1- Magnetic bridge, 2- Left control iron core, 201- Suspension tooth A, 202- Suspension tooth B, 3- Left permanent magnet ring, 4- Rotating shaft, 5- Rotor iron core, 6- Control winding, 601- Section A control winding, 602- the second control winding, 603- the third control winding, 604- the fourth control winding, 605- the fifth control winding, 606- the sixth control winding, 7- the middle permanent magnet ring, 8- the middle control Iron core, 801-suspended tooth C, 802-suspended tooth D, 9-right permanent magnet ring, 10-right control iron core, 1001-suspended tooth E, 1002-suspended tooth F, 11-left permanent magnet ring is controlled on the left The bias magnetic flux generated on the iron core passing through the suspension teeth A, B and the radial air gap, and the 12-middle permanent magnet ring generated on the middle control core passes through the suspension teeth C, the suspension teeth D and the radial air gap. The bias magnetic flux of the gap, 13 - the bias magnetic flux generated by the right permanent magnet ring on the right control iron core and passing through the suspension teeth E, the suspension teeth F and the radial air gap, 14 - the radial air gap.

Detailed ways

The present utility model will be described in detail below with reference to the accompanying drawings.

In the description of the present invention, it should be understood that the terms "center", "longitudinal", "lateral", "length", "width", "thickness", "upper", "lower", "front", "Back", "Left", "Right", "Vertical", "Horizontal", "Top", "Bottom", "Inner", "Outer", "Clockwise", "Counterclockwise", "Axial" ", "radial", "circumferential" and other indicated orientations or positional relationships are based on the orientations or positional relationships shown in the accompanying drawings, and are only for the convenience of describing the present invention and simplifying the description, rather than indicating or implying the indicated A device or element must have a specific orientation, be constructed and operate in a specific orientation, and therefore should not be construed as a limitation of the present invention.
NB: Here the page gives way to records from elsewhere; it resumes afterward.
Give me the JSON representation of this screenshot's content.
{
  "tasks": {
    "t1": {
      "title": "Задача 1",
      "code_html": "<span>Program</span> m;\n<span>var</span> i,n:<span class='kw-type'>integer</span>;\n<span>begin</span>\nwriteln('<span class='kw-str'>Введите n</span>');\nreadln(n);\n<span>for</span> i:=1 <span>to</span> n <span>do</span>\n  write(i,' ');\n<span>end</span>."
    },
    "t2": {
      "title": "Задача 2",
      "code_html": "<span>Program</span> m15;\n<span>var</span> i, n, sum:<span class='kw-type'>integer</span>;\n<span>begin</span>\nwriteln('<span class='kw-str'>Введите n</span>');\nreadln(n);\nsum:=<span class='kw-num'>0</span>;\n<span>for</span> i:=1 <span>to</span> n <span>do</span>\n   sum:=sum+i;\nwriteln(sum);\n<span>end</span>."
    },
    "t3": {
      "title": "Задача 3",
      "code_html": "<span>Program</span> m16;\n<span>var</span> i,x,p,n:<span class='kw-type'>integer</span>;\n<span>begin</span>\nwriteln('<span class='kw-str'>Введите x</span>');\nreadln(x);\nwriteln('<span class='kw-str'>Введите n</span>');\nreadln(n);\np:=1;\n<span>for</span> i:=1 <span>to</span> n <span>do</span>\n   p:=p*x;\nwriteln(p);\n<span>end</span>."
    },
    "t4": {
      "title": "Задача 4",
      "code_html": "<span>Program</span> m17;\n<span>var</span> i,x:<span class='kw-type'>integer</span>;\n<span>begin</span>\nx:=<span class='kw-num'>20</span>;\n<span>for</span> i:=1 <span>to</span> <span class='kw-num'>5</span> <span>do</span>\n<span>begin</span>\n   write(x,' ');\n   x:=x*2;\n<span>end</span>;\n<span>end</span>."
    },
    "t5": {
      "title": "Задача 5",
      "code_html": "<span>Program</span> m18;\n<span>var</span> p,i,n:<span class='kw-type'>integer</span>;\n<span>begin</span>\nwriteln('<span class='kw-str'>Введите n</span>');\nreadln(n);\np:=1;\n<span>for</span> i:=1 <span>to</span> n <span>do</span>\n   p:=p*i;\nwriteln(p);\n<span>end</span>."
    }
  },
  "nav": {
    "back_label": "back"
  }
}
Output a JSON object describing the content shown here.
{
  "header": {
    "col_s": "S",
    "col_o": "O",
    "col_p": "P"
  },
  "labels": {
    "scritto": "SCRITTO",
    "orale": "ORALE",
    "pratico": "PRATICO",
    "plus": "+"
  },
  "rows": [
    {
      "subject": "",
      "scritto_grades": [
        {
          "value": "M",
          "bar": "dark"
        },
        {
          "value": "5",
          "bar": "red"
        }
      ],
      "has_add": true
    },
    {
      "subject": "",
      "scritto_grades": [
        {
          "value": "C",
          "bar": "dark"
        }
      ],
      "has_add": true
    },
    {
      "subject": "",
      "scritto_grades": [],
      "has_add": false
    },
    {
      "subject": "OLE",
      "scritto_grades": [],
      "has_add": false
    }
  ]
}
In addition, the terms "first" and "second" are only used for descriptive purposes, and should not be construed as indicating or implying relative importance or implying the number of indicated technical features. Thus, a feature delimited with "first", "second" may expressly or implicitly include at least one of that feature. In the description of the present invention, "plurality" means at least two, such as two, three, etc., unless otherwise expressly and specifically defined.

In the present utility model, unless otherwise expressly specified and limited, the terms "installation", "connection", "connection", "fixed" and other terms should be understood in a broad sense, for example, it may be a fixed connection or a detachable connection connected, or integrated; it can be a mechanical connection or an electrical connection; it can be directly connected or indirectly connected through an intermediate medium, it can be the internal communication between two elements or the interaction between the two elements, unless otherwise clearly defined. For those of ordinary skill in the art, the specific meanings of the above terms in the present invention can be understood according to specific situations.

DETAILED DESCRIPTION OF THE PREFERRED EMBODIMENTS As shown in FIGS. 1-3 , a new structure radial two-degree-of-freedom six-pole AC/DC hybrid magnetic bearing disclosed by the present invention includes a stator and a rotor located in the inner ring of the stator.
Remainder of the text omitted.